Mercedes boss Toto Wolff described the decision as “60/40” and was understandably pragmatic in his views.
“I think the penalty was what the rule says,” he commented. “It was according to the rules and the stewards are thinking according to the rules. If we’re not happy with the rules, because we like harder racing, count me in. Then the stewards will take another decision because the rule will be a different one. So let’s look at the rules and see how we can get it right so we encourage hard racing and then the verdict will be a different one.”

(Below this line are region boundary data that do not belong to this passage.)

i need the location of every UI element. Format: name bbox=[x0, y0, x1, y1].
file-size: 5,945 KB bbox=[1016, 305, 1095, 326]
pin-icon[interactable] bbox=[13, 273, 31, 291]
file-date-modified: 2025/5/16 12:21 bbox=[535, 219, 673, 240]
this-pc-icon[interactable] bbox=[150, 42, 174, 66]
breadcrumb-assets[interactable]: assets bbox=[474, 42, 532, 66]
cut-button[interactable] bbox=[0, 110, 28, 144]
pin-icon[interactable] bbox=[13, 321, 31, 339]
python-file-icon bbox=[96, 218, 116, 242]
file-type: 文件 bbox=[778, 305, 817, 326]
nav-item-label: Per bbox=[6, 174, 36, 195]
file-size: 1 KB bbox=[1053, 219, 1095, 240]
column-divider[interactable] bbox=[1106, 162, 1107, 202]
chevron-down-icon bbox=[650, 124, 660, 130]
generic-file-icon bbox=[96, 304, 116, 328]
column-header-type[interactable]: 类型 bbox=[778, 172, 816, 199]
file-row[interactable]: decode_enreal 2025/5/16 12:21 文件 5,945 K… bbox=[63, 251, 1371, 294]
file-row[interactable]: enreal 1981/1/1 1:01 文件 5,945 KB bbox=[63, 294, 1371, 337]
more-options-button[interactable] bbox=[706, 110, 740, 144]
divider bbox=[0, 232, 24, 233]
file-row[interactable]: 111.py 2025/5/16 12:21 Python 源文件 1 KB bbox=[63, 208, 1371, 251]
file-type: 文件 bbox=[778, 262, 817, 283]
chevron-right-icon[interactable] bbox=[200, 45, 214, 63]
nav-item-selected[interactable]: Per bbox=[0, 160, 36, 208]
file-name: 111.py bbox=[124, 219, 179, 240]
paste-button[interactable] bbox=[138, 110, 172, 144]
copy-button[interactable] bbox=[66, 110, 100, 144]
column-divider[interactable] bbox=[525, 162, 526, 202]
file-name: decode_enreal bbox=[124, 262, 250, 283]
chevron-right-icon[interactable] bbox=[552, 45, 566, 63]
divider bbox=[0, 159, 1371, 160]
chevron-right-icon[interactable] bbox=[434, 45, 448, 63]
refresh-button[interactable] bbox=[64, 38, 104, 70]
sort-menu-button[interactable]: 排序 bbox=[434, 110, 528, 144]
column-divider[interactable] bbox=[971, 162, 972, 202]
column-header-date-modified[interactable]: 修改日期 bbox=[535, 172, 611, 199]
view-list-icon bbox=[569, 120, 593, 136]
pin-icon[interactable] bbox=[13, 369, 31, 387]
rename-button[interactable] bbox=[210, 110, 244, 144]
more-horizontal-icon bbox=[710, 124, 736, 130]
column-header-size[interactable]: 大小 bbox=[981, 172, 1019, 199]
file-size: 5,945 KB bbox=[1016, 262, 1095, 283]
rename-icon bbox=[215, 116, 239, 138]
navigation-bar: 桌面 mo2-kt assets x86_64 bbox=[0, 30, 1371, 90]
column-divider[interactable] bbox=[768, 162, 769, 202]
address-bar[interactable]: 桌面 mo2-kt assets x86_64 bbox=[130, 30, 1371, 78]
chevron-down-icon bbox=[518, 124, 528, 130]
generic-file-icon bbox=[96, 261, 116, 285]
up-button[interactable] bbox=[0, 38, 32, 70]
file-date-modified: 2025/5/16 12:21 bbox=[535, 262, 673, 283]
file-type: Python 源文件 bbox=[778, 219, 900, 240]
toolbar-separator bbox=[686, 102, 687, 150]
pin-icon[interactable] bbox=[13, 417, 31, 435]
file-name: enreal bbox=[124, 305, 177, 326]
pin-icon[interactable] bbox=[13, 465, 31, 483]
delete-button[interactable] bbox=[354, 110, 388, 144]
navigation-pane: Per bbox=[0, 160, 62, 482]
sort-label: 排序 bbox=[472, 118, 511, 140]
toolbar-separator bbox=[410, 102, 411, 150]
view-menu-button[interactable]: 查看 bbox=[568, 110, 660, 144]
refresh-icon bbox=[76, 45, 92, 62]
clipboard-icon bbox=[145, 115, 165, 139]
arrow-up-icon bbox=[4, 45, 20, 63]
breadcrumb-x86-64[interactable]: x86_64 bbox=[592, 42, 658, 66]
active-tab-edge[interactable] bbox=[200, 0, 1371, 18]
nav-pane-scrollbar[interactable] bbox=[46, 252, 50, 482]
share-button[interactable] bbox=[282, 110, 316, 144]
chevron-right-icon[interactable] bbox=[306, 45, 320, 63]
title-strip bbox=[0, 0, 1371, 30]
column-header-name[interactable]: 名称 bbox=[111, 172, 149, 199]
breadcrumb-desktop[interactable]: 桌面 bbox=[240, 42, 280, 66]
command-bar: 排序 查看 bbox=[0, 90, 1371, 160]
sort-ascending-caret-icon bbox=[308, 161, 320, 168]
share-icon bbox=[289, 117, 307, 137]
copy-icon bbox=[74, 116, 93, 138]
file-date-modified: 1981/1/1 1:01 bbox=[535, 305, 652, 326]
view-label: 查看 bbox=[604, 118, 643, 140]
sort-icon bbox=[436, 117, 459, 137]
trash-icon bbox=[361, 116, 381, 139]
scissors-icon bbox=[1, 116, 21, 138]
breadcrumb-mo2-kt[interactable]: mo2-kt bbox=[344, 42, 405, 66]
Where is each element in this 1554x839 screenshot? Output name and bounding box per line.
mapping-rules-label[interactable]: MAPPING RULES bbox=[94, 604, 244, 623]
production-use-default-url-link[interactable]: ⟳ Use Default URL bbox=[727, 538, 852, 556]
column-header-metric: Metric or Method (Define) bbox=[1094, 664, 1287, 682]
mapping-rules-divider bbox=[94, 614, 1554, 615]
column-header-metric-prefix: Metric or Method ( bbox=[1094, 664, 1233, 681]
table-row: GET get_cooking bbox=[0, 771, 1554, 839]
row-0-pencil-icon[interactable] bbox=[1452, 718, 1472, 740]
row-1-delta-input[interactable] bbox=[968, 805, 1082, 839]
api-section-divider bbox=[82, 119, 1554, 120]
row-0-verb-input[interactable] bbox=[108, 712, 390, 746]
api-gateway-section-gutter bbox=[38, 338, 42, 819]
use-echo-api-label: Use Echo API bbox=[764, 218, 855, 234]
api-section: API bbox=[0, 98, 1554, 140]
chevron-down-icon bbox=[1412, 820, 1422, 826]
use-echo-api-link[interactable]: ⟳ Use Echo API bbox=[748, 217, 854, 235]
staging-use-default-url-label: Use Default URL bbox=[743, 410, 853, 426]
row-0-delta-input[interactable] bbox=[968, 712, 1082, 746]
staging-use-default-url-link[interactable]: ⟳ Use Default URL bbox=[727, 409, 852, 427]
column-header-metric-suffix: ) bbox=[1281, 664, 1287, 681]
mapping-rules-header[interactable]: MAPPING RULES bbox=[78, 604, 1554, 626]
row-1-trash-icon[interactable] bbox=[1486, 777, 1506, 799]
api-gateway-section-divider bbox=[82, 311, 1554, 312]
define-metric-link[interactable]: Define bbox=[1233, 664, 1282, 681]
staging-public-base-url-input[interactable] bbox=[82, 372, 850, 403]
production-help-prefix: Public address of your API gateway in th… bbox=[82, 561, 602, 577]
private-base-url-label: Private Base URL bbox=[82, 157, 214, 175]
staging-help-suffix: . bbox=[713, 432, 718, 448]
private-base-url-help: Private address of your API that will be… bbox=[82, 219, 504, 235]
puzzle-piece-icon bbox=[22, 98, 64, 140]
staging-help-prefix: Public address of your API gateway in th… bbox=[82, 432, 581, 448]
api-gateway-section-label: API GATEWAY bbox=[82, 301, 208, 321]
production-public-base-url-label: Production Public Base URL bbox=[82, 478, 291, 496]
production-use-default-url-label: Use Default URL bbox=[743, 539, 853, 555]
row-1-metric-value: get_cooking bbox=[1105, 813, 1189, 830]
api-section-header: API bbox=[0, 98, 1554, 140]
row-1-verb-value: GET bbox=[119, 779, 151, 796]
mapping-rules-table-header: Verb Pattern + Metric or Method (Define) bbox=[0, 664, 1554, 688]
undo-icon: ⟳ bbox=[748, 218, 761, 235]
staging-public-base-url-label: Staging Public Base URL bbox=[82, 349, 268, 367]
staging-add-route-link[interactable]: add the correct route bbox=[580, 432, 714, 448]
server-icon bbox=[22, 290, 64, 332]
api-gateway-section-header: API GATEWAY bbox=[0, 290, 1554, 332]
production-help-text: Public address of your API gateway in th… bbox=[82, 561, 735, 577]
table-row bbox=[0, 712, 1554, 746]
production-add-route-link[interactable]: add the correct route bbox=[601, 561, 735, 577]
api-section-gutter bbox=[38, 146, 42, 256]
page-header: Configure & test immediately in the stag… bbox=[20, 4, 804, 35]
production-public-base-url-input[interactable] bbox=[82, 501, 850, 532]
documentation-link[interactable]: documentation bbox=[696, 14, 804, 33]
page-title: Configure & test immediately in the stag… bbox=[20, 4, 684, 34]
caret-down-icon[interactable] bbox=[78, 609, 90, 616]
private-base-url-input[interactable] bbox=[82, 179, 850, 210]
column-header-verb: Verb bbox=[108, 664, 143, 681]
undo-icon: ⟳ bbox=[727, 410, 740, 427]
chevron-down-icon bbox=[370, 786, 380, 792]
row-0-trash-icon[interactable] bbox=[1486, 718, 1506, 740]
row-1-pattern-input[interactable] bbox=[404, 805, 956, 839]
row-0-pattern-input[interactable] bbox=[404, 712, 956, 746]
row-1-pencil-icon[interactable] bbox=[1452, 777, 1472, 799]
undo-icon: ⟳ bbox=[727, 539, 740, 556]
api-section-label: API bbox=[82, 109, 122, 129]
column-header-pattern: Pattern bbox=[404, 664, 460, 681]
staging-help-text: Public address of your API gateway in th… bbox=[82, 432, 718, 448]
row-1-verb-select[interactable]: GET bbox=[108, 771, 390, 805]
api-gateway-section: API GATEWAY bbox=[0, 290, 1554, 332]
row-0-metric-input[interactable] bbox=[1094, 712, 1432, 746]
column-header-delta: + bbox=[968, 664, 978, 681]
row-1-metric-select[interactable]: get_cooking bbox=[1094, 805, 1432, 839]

Ferrari is in the process of determining whether it can muster enough evidence to launch an official appeal against the offence committed by Vettel, which would then take the matter to the FIA’s International Court of Appeal. It is perhaps a little bit of a wry joke that even the rules regarding appeals are tricky to understand and open to interpretation. The verdict – the time penalty – cannot be appealed, under Article 38.3, and yet Ferrari is still able to lodge an intention to appeal (as is their right according to the Stewards’ report) under the FIA’s International Court of Appeal and judiciary service. Still with us? Good.
“He had no intention to what he did, he was still ahead and tried to keep his position on track,” said Ferrari boss Mattia Binotto. “It is as simple as that. We disagree with the decision, no doubt, but all of us have our own opinion. The crowd had a clear opinion, not only the crowd but whoever you may ask. We are really disappointed with what happened and I think there has been really similar situations in the past which have not been judged as today. Overall I don’t think it has been the right decision.”
Ultimately this was a dramatic headline-producing race for Formula 1 but the negatives overshadowed the positives. The catalyst for the sequence of events was down to another mistake from Vettel. He screwed up at a crucial moment. But what followed suggests that Formula 1, along with the FIA, needs to think of a bigger picture or risk fans drifting away from their TV sets.